The Federal Road Safety Corps (FRSC) has also begun demanding for NIN from Nigerians before registering their vehicles. This started from the second quarter of the year.
FRSC spokesman, Bisi Kazeem, said the decision follows a presidential directive.
“Beginning from the second quarter of this year (2021), if you want to register your vehicle, it is going to be compulsory for you to provide your NIN.
“This is part of the security checks. So once you provide your NIN, it makes the matter easier and helps the government in national planning, critical decision making and also enhances adequate Intelligence gathering for security of lives and properties.”
Commenting on the impact of NIN thus far, a telecoms expert, Kehinde Aluko, said more can still be garnered, if the process is sustained and funded.
Aluko, who said an identity database was crucial to the development of the country, called on other examination bodies, security agencies, financial institutions, the Independent National Electoral Commission (INEC) to make NIN mandatory for their operations.

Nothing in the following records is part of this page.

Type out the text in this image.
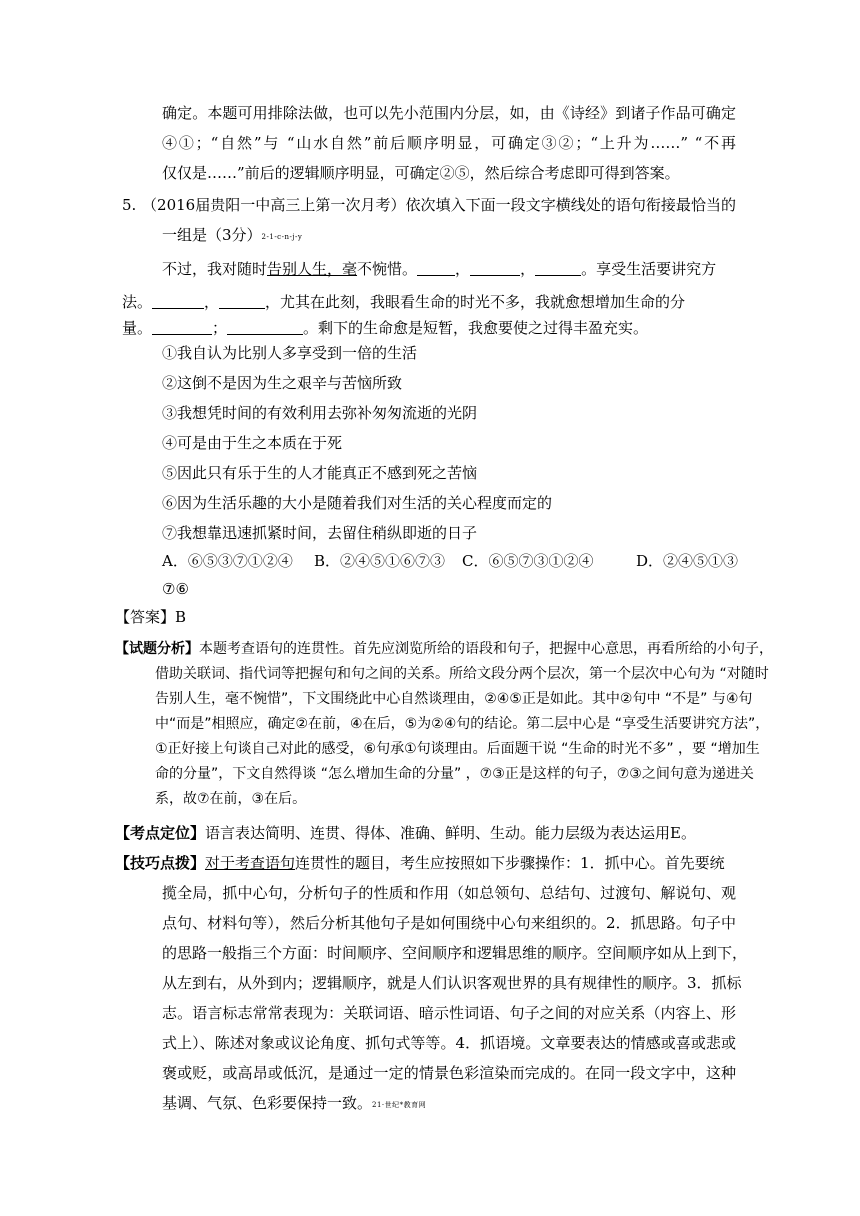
确定。本题可用排除法做，也可以先小范围内分层，如，由《诗经》到诸子作品可确定
④①；“自然”与 “山水自然”前后顺序明显，可确定③②；“上升为……” “不再
仅仅是……”前后的逻辑顺序明显，可确定②⑤，然后综合考虑即可得到答案。
5. （2016届贵阳一中高三上第一次月考）依次填入下面一段文字横线处的语句衔接最恰当的
一组是（3分）2-1-c-n-j-y
不过，我对随时告别人生，毫不惋惜。	，	，	。享受生活要讲究方
法。	，	，尤其在此刻，我眼看生命的时光不多，我就愈想增加生命的分
量。	；	。剩下的生命愈是短暂，我愈要使之过得丰盈充实。
①我自认为比别人多享受到一倍的生活
②这倒不是因为生之艰辛与苦恼所致
③我想凭时间的有效利用去弥补匆匆流逝的光阴
④可是由于生之本质在于死
⑤因此只有乐于生的人才能真正不感到死之苦恼
⑥因为生活乐趣的大小是随着我们对生活的关心程度而定的
⑦我想靠迅速抓紧时间，去留住稍纵即逝的日子
A．⑥⑤③⑦①②④ B．②④⑤①⑥⑦③ C．⑥⑤⑦③①②④	D．②④⑤①③
⑦⑥
【答案】B
【试题分析】本题考查语句的连贯性。首先应浏览所给的语段和句子，把握中心意思，再看所给的小句子，
借助关联词、指代词等把握句和句之间的关系。所给文段分两个层次，第一个层次中心句为 “对随时
告别人生，毫不惋惜”，下文围绕此中心自然谈理由，②④⑤正是如此。其中②句中 “不是” 与④句
中“而是”相照应，确定②在前，④在后，⑤为②④句的结论。第二层中心是 “享受生活要讲究方法”，
①正好接上句谈自己对此的感受，⑥句承①句谈理由。后面题干说 “生命的时光不多” ，要 “增加生
命的分量”，下文自然得谈 “怎么增加生命的分量” ，⑦③正是这样的句子，⑦③之间句意为递进关
系，故⑦在前，③在后。
【考点定位】语言表达简明、连贯、得体、准确、鲜明、生动。能力层级为表达运用E。
【技巧点拨】对于考查语句连贯性的题目，考生应按照如下步骤操作：1．抓中心。首先要统
揽全局，抓中心句，分析句子的性质和作用（如总领句、总结句、过渡句、解说句、观
点句、材料句等），然后分析其他句子是如何围绕中心句来组织的。2．抓思路。句子中
的思路一般指三个方面：时间顺序、空间顺序和逻辑思维的顺序。空间顺序如从上到下，
从左到右，从外到内；逻辑顺序，就是人们认识客观世界的具有规律性的顺序。3．抓标
志。语言标志常常表现为：关联词语、暗示性词语、句子之间的对应关系（内容上、形
式上）、陈述对象或议论角度、抓句式等等。4．抓语境。文章要表达的情感或喜或悲或
褒或贬，或高昂或低沉，是通过一定的情景色彩渲染而完成的。在同一段文字中，这种
基调、气氛、色彩要保持一致。21·世纪*教育网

He stressed that even federal and state ministries can insist on ‘no NIN no pay,’ adding that this will expose thousands of ghost workers on their payrolls.
From his perspective, the Nigeria Coordinator, Alliance for Affordable Internet (A4AI), Olusola Teniola, the registration exercise has now increased the number of NINs being captured by the authorised data collectors and now appears that there is a steady flow of legible persons being captured and in cases the NIN is obtained within a very short period of time (measured in hours).
Teniola said this is a vast improvement from when the exercise begun and the FG should be commended for this. He stressed that obviously; this will be an ongoing exercise as Nigeria’s population continues to grow.
He explained that having a digital ID is mandatory and recognised by the World Bank and other international and global institutions, who expect the transition of all economies around the world to transition to a digital economy within the next 10 to 20 years.
In the case of Nigeria, the A4AI boss said the country needs to be able to identify its citizens and those legally in the country for planning purposes and effective development.
Teniola stressed that being able to properly identify an individual ensures that the limited financial resources are applied in an effective manner and this helps government to remove leakages and waste in the system(s) we have.